Suppose we are interested in the interval $[0,\varepsilon]$. An $n$th-order polynomial is a function whose $n$th derivative is constant. So it stands to reason that as long as a function's $n$th derivative doesn't change "too much" over this interval, the function should be well approximated by the first $n$ terms of its Taylor series.
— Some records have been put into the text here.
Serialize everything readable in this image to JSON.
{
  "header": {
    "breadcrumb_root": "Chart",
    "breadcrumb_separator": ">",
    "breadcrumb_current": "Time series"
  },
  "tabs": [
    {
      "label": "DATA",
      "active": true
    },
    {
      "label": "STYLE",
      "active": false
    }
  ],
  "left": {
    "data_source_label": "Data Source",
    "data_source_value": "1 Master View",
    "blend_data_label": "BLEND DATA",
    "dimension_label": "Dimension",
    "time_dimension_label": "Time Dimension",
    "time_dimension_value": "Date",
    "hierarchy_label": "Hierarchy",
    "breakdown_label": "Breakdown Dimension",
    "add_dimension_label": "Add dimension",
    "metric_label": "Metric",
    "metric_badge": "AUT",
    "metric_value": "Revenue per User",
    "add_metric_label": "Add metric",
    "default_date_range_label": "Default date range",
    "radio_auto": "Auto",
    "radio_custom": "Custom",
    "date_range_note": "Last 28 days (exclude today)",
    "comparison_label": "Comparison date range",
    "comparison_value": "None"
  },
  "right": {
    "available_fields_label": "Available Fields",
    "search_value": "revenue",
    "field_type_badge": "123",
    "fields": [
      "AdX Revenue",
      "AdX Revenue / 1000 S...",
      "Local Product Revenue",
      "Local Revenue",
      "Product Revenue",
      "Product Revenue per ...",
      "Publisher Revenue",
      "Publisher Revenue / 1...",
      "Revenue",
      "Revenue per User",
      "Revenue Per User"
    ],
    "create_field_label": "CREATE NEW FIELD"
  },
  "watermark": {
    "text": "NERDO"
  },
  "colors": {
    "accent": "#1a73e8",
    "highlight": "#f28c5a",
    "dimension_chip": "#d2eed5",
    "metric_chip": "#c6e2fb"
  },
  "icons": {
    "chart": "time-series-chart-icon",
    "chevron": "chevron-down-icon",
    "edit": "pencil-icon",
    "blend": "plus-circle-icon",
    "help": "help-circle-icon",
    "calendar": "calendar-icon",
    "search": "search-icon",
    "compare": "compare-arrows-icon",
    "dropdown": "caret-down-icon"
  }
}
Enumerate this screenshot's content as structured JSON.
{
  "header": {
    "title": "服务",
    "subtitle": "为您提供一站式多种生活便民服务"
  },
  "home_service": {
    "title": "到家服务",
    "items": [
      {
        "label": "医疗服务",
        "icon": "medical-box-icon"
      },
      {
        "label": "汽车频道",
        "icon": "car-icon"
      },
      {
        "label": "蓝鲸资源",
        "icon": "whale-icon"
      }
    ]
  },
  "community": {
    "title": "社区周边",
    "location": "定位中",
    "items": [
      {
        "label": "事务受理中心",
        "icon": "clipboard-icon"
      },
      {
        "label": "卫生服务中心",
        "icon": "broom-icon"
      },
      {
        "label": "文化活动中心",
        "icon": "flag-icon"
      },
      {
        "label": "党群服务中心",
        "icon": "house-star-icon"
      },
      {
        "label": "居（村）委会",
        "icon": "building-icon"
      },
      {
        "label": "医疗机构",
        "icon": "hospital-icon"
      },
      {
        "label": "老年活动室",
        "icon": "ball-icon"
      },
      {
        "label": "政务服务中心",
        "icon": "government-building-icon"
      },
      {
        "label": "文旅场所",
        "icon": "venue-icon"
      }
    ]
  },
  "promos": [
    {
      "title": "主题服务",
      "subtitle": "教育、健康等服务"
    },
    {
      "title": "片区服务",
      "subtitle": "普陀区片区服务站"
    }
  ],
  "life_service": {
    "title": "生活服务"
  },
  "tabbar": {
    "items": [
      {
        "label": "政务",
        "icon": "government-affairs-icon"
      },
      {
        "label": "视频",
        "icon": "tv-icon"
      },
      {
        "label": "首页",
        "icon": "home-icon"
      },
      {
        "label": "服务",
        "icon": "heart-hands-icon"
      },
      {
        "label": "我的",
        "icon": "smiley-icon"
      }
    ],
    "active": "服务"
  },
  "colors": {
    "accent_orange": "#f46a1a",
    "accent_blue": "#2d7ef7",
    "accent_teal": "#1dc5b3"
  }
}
Let's write \[ f^{n}(x) = f^{n}(0) + E_{n}(x), \] where $E_{n}(x)$ is the error function representing how much $f^{(n)}$ differs from constant. Then we can integrate to get \[ f^{(n-1)}(x) = f^{(n-1)}(0) + f^{(n)}(0)x + \int_0^x{E_n(t)dt}, \] where the error in the $(n-1)$th derivative is \[ \left| E_{n-1}(x) \right| = \left| \int_0^x{E(t)dt} \right| \leq \sup_{t \in [0,\varepsilon]}{\left| E_n(t) \right|}x. \] Iterating this process, we eventually find that the original function differs from it's $n$th-order Taylor series by \[ \left| E_0(x) \right| \leq \frac{1}{n!} \sup_{t \in [0,\varepsilon]}{\left| E_n(t) \right|}x^n. \] For the function to be analytic, this expression needs to converge to zero as $n \to \infty$. Due to the $n!$ denominator, this can only fail if $E_n$, and hence the $n$th derivative, is growing extremely quickly as n increases. In this sense, non-analytic functions are pathological.
We can observe this pathological behaviour for our counterexample by plotting a few of the derivatives. While the 3rd derivative (left) shoots up to the value of 30 within .15 of the origin, the 10th derivative (right) is already order $10^{14}$ approximately $.04$ from the origin!